あとは、(11)式に(12)式を代入すると、
$${\rm{ln}}K=-\frac{ΔG^{0}}{RT}・・・(12)$$
$$\frac{d\ {\rm{ln}}K}{dT}=\frac{ΔH^{0}}{RT^{2}}・・・(1)$$
(1)式が導出できました。
標準反応エンタルピーが一定でない場合
ファントホッフの式から導出される(3)式は、標準反応エンタルピーΔH0が温度に依存せず一定であることを仮定していました。
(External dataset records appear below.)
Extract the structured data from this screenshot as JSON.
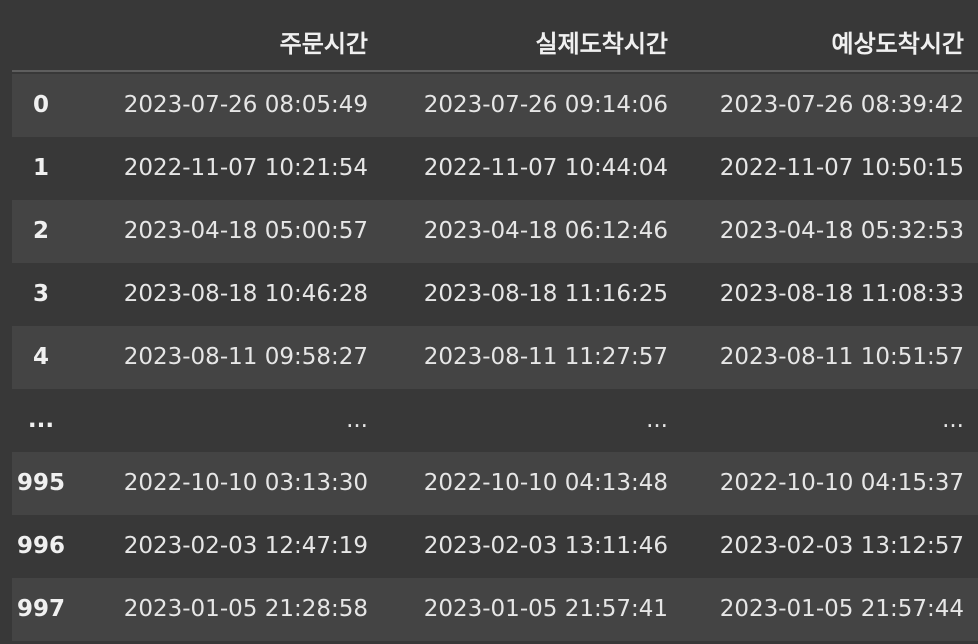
{
  "columns": [
    "주문시간",
    "실제도착시간",
    "예상도착시간"
  ],
  "rows": [
    {
      "index": "0",
      "order_time": "2023-07-26 08:05:49",
      "actual_arrival": "2023-07-26 09:14:06",
      "expected_arrival": "2023-07-26 08:39:42"
    },
    {
      "index": "1",
      "order_time": "2022-11-07 10:21:54",
      "actual_arrival": "2022-11-07 10:44:04",
      "expected_arrival": "2022-11-07 10:50:15"
    },
    {
      "index": "2",
      "order_time": "2023-04-18 05:00:57",
      "actual_arrival": "2023-04-18 06:12:46",
      "expected_arrival": "2023-04-18 05:32:53"
    },
    {
      "index": "3",
      "order_time": "2023-08-18 10:46:28",
      "actual_arrival": "2023-08-18 11:16:25",
      "expected_arrival": "2023-08-18 11:08:33"
    },
    {
      "index": "4",
      "order_time": "2023-08-11 09:58:27",
      "actual_arrival": "2023-08-11 11:27:57",
      "expected_arrival": "2023-08-11 10:51:57"
    },
    {
      "index": "...",
      "order_time": "...",
      "actual_arrival": "...",
      "expected_arrival": "..."
    },
    {
      "index": "995",
      "order_time": "2022-10-10 03:13:30",
      "actual_arrival": "2022-10-10 04:13:48",
      "expected_arrival": "2022-10-10 04:15:37"
    },
    {
      "index": "996",
      "order_time": "2023-02-03 12:47:19",
      "actual_arrival": "2023-02-03 13:11:46",
      "expected_arrival": "2023-02-03 13:12:57"
    },
    {
      "index": "997",
      "order_time": "2023-01-05 21:28:58",
      "actual_arrival": "2023-01-05 21:57:41",
      "expected_arrival": "2023-01-05 21:57:44"
    }
  ]
}
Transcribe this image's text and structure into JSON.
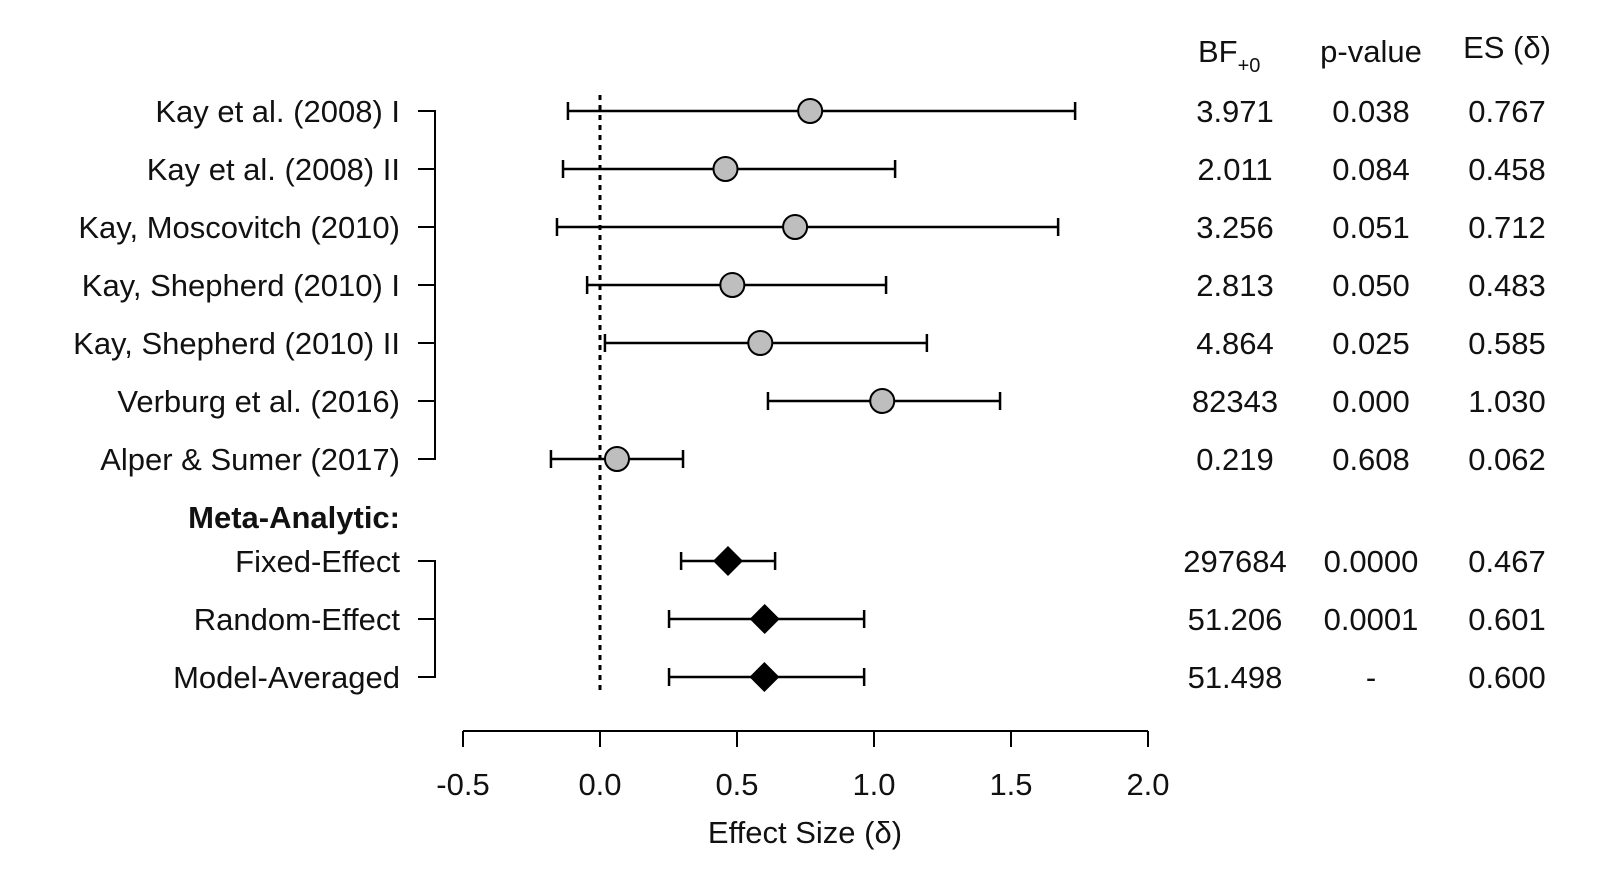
{
  "chart_data": {
    "type": "forest",
    "xlabel": "Effect Size (δ)",
    "xlim": [
      -0.5,
      2.0
    ],
    "xticks": [
      "-0.5",
      "0.0",
      "0.5",
      "1.0",
      "1.5",
      "2.0"
    ],
    "xtick_values": [
      -0.5,
      0.0,
      0.5,
      1.0,
      1.5,
      2.0
    ],
    "reference_line": 0.0,
    "columns": {
      "bf_main": "BF",
      "bf_sub": "+0",
      "p": "p-value",
      "es": "ES (δ)"
    },
    "studies": [
      {
        "label": "Kay et al. (2008) I",
        "es": 0.767,
        "lo": -0.117,
        "hi": 1.734,
        "bf": "3.971",
        "p": "0.038",
        "es_text": "0.767"
      },
      {
        "label": "Kay et al. (2008) II",
        "es": 0.458,
        "lo": -0.135,
        "hi": 1.077,
        "bf": "2.011",
        "p": "0.084",
        "es_text": "0.458"
      },
      {
        "label": "Kay, Moscovitch (2010)",
        "es": 0.712,
        "lo": -0.157,
        "hi": 1.672,
        "bf": "3.256",
        "p": "0.051",
        "es_text": "0.712"
      },
      {
        "label": "Kay, Shepherd (2010) I",
        "es": 0.483,
        "lo": -0.047,
        "hi": 1.044,
        "bf": "2.813",
        "p": "0.050",
        "es_text": "0.483"
      },
      {
        "label": "Kay, Shepherd (2010) II",
        "es": 0.585,
        "lo": 0.018,
        "hi": 1.193,
        "bf": "4.864",
        "p": "0.025",
        "es_text": "0.585"
      },
      {
        "label": "Verburg et al. (2016)",
        "es": 1.03,
        "lo": 0.613,
        "hi": 1.46,
        "bf": "82343",
        "p": "0.000",
        "es_text": "1.030"
      },
      {
        "label": "Alper & Sumer (2017)",
        "es": 0.062,
        "lo": -0.179,
        "hi": 0.303,
        "bf": "0.219",
        "p": "0.608",
        "es_text": "0.062"
      }
    ],
    "meta_heading": "Meta-Analytic:",
    "meta": [
      {
        "label": "Fixed-Effect",
        "es": 0.467,
        "lo": 0.296,
        "hi": 0.639,
        "bf": "297684",
        "p": "0.0000",
        "es_text": "0.467"
      },
      {
        "label": "Random-Effect",
        "es": 0.601,
        "lo": 0.252,
        "hi": 0.964,
        "bf": "51.206",
        "p": "0.0001",
        "es_text": "0.601"
      },
      {
        "label": "Model-Averaged",
        "es": 0.6,
        "lo": 0.252,
        "hi": 0.964,
        "bf": "51.498",
        "p": "-",
        "es_text": "0.600"
      }
    ],
    "colors": {
      "study_point": "#bebebe",
      "meta_point": "#000000",
      "line": "#000000"
    }
  }
}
もし標準反応エンタルピーΔH0が温度依存性を持つ場合は、ΔH0を温度の関数として表現し積分する必要があります。
キルヒホッフの式からΔH0は、
$$ΔH^{0}(T)=ΔH^{0}(T_{0})+\int_{T_{0}}^{T}ΔCpdT・・・(13)$$
ΔCp:生成物と反応物の定圧比熱差
(13)式で表されます。ΔCpは通常、
$$ΔCp=Δa+ΔbT+ΔcT^{2}・・・(14)$$
Δa,Δb,Δc:生成物と反応物の定圧比熱の定数差
(14)式のような温度の関数で表されます。
(14)式を(13)式に代入し積分すると、
$$ΔH^{0}(T)=ΔH^{0}(T_{0})+Δa(T-T_{0})+\frac{Δb}{2}(T^{2}-{T_{0}}^{2})+\frac{Δc}{3}(T^{3}-{T_{0}}^{3})・・・(15)$$
(15)式となります。
この(15)式を(1)式に代入し、T=T*~Tまで積分すると、
$$\begin{align}\frac{{\rm{ln}}K(T)}{{\rm{ln}}K(T_{0})}&=\frac{1}{R}(ΔH^{0}(T_{0})-ΔaT_{0}-\frac{Δb}{2}(T^{2}-{T_{0}}^{2})-\frac{Δc}{3}(T^{3}-{T_{0}}^{3}))\int_{T_{0}}^{T}\frac{1}{T^{2}}dT\\&+\frac{Δa}{R}\int_{T_{0}}^{T}\frac{1}{T}dT+\frac{Δb}{2R}\int_{T_{0}}^{T}dT+\frac{Δc}{3R}\int_{T_{0}}^{T}TdT\\&=-\frac{1}{R}(ΔH^{0}(T_{0})-ΔaT_{0}-\frac{Δb}{2}(T^{2}-{T_{0}}^{2})-\frac{Δc}{3}(T^{3}-{T_{0}}^{3}))(\frac{1}{T}-\frac{1}{T_{0}})\\&+\frac{Δa}{R}{\rm{ln}}\frac{T}{T_{0}}+\frac{Δb}{2R}(T-T_{0})+\frac{Δc}{6R}(T^{2}-{T_{0}}^{2})・・・(16)\end{align}$$
(16)式になります。
したがって、ある温度T0における標準反応エンタルピーΔH0(T0)、平衡定数K(T0)と、生成物・反応物の比熱の定数差Δa、Δb、Δcがわかれば任意の温度Tにおける平衡定数K(T)を求めることができます。
おわりに
ファントホッフの式について解説しました。
各パラメータの温度依存性をよく確認してから使用するようにしましょう。